Когда Егор приехал в Сузём, десятник Иван Иванович, отводя ему делянку, объяснил
строго:
– Три плотных кубометра – норма. Понятно? Не дашь нормы – не выходи из лесу. Так?
Делянку я тебе отвожу баскую, не сосняк, а ровная конопля. Ясно?
– Вроде ясно, – хмыкнул Егор. – Нам норма ни при чём, хоть плотная, хоть рыхлая, все
одно...
– Как так ни при чем! – возмутился десятник. – Ты, браток, шутки не шути. В лес
приехал, не куда-нибудь, понимать должен. И никакой рыхлой нормы не бывает. Бывает
складочный и плотный кубометр, по техминимуму. Да ведь ты техминимума-то и не нюхал.

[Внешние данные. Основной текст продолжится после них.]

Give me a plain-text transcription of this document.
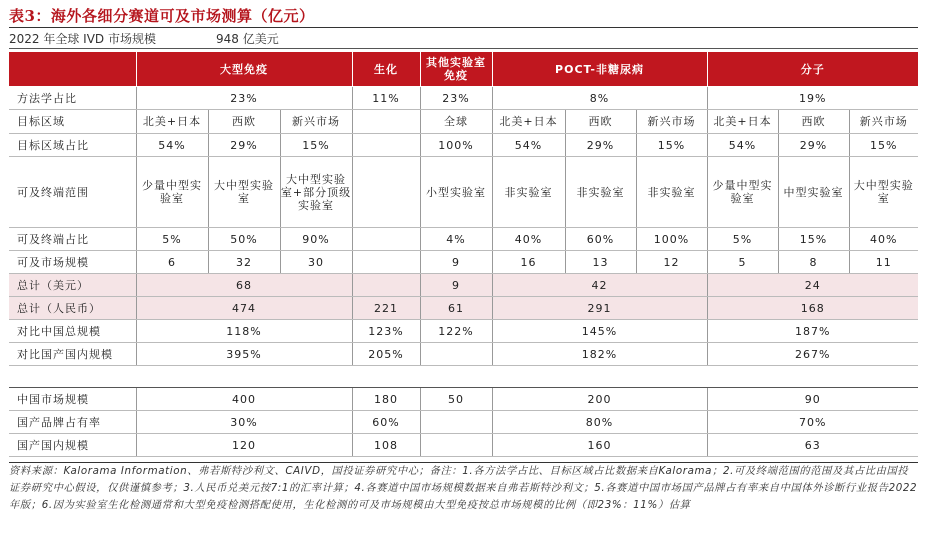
表3：海外各细分赛道可及市场测算（亿元）
2022 年全球 IVD 市场规模	948 亿美元
	大型免疫			生化	其他实验室免疫	POCT-非糖尿病			分子		
方法学占比	23%			11%	23%	8%			19%		
目标区域	北美+日本	西欧	新兴市场		全球	北美+日本	西欧	新兴市场	北美+日本	西欧	新兴市场
目标区域占比	54%	29%	15%		100%	54%	29%	15%	54%	29%	15%
可及终端范围	少量中型实验室	大中型实验室	大中型实验室+部分顶级实验室		小型实验室	非实验室	非实验室	非实验室	少量中型实验室	中型实验室	大中型实验室
可及终端占比	5%	50%	90%		4%	40%	60%	100%	5%	15%	40%
可及市场规模	6	32	30		9	16	13	12	5	8	11
总计（美元）	68				9	42			24		
总计（人民币）	474			221	61	291			168		
对比中国总规模	118%			123%	122%	145%			187%		
对比国产国内规模	395%			205%		182%			267%		

中国市场规模	400			180	50	200			90		
国产品牌占有率	30%			60%		80%			70%		
国产国内规模	120			108		160			63		
资料来源：Kalorama Information、弗若斯特沙利文、CAIVD，国投证券研究中心；备注：1.各方法学占比、目标区域占比数据来自Kalorama；2.可及终端范围的范围及其占比由国投证券研究中心假设，仅供谨慎参考；3.人民币兑美元按7:1的汇率计算；4.各赛道中国市场规模数据来自弗若斯特沙利文；5.各赛道中国市场国产品牌占有率来自中国体外诊断行业报告2022年版；6.因为实验室生化检测通常和大型免疫检测搭配使用，生化检测的可及市场规模由大型免疫按总市场规模的比例（即23%：11%）估算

– Ты уж тут считай, как знаешь, на то тебя и начальством поставили, – добродушно
согласился Егор. – А моё дело лес рубить. Вот напарника бы найти...
– Возьми-ко вон Ваську Белого, – предложил десятник. – Никто беднягу в напарники не
принимает.
В ту пору, когда Егор Бережной с Васькой Белым взялись за ручки пилы, в Сузёме
появились первые тракторы и сам этот лесной поселок получил горделивое имя тракторной
базы. Егор немало чертыхался, усмиряя Рыжка, напуганного трескотней невиданных машин.
И он же от души восхищался, глядя, какой возище тащила играючи эта окаянная машина.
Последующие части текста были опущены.